Capricorn Energy, formerly called Cairn Energy, said it returned $57 million to shareholders in 2024 via a $50 million special dividend and a $7 million share buyback.
The Edinburgh energy firm reported group net cash of $23 million, comprising $123 million cash and $100 million of debt.
Capricorn Energy has experienced a tumultuous recent few years, with two aborted merger deals and a revolt by shareholders that ousted the company’s former executive leadership.
Capricorn Energy CEO Randy Neely said: “2024 was a pivotal year for Capricorn during which we continued to improve the operational performance of the Egyptian business and continued our culture of financial discipline, which helped the Company achieve the upper end of production guidance.
“A key milestone in unlocking further value in our asset base will be achieved through the amendment to the terms of our concession agreements.

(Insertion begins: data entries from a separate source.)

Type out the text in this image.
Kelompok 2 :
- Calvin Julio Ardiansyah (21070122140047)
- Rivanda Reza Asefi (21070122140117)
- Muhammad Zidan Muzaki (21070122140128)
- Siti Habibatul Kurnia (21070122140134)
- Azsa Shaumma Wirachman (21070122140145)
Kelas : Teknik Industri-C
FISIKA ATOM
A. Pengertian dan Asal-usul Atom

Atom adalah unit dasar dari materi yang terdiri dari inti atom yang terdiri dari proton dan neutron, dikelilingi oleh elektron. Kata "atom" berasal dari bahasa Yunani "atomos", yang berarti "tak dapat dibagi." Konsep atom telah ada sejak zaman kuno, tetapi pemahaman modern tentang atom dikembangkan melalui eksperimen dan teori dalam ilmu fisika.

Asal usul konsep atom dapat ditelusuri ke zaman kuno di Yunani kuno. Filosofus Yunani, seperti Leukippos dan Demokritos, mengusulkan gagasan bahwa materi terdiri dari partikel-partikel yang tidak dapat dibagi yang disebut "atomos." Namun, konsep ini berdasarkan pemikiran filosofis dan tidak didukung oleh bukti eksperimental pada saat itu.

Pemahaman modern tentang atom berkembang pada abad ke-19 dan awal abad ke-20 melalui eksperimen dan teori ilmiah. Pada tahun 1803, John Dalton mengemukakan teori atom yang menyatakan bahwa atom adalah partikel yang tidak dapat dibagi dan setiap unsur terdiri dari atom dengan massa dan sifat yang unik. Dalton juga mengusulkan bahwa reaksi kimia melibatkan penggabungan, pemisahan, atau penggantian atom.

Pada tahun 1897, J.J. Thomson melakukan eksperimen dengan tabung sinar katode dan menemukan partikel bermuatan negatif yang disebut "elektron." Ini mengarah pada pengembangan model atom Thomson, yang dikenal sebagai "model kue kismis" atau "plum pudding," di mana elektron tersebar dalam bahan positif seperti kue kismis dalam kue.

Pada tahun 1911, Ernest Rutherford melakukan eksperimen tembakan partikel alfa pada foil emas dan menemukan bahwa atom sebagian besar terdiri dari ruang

In Q3 2024, together with our operating partner Cheiron Oil and Gas Limited, Capricorn proposed an amendment to consolidate the eight existing Egyptian concession agreements where we have an equal working interest into a new, single integrated concession agreement.
“Negotiations have gained real momentum since the Egyptian General Petroleum Corporation (EGPC) formally convened an investment committee in September 2024 to assess the proposal, with the process expected to complete in 2025.

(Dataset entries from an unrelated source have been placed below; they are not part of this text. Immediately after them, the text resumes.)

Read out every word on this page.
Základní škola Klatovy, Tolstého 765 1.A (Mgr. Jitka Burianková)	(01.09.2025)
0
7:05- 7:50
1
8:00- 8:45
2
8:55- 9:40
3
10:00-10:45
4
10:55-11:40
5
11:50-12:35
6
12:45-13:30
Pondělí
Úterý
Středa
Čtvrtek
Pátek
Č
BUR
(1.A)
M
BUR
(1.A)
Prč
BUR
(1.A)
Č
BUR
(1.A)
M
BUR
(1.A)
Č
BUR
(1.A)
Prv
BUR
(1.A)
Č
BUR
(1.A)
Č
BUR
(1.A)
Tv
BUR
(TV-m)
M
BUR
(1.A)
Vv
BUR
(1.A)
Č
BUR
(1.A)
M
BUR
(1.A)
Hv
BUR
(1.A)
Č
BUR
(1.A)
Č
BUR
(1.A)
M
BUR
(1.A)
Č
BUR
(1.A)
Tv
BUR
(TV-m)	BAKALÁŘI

“A new concession agreement would include the commercial terms and additional investment that would support increased production and reserves, through enhanced activity levels, and strengthened returns, to the benefit of all parties.

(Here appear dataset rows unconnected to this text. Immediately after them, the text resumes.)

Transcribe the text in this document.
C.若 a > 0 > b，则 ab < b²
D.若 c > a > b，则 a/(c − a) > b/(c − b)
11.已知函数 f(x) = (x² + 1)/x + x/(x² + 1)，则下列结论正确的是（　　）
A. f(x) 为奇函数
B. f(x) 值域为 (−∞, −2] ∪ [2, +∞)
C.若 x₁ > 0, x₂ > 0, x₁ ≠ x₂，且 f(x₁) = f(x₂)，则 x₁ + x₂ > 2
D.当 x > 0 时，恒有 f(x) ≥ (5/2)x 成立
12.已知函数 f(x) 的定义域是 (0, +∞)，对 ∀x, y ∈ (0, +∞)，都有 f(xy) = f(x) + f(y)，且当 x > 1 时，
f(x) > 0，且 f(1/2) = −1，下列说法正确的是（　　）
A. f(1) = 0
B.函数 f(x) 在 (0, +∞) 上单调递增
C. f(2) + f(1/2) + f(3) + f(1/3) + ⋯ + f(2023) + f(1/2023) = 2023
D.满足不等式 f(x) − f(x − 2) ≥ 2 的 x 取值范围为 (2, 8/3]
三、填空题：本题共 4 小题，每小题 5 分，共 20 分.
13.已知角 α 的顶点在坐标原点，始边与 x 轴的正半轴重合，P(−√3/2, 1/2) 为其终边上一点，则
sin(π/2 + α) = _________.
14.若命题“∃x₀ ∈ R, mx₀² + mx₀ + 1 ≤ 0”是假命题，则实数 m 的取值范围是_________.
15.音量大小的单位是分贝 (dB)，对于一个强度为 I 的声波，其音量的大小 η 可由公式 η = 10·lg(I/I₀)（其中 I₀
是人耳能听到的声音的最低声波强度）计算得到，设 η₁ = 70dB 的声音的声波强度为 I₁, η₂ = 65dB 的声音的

“We were pleased to report that the Company received $50m in January 2025 related to our disposal of the Sangomar asset to Woodside Energy. Capricorn’s stated desire to return the $50m payment has been impacted by the requirement to retain cash for any future tax obligations in Senegal related to the divestment, along with Waldorf Production UK’s failure to pay Capricorn $22.5m when due in January 2025.
“Growth and diversification of operations and cash flows will be a key focus for 2025. Our goal is to ultimately deliver consistent shareholder returns and we are evaluating M&A opportunities in the UK North Sea and MENA region, through a strict set of financial and strategic criteria, to facilitate this. With a solid foundation being established in Egypt, we are well positioned for positive developments this year.”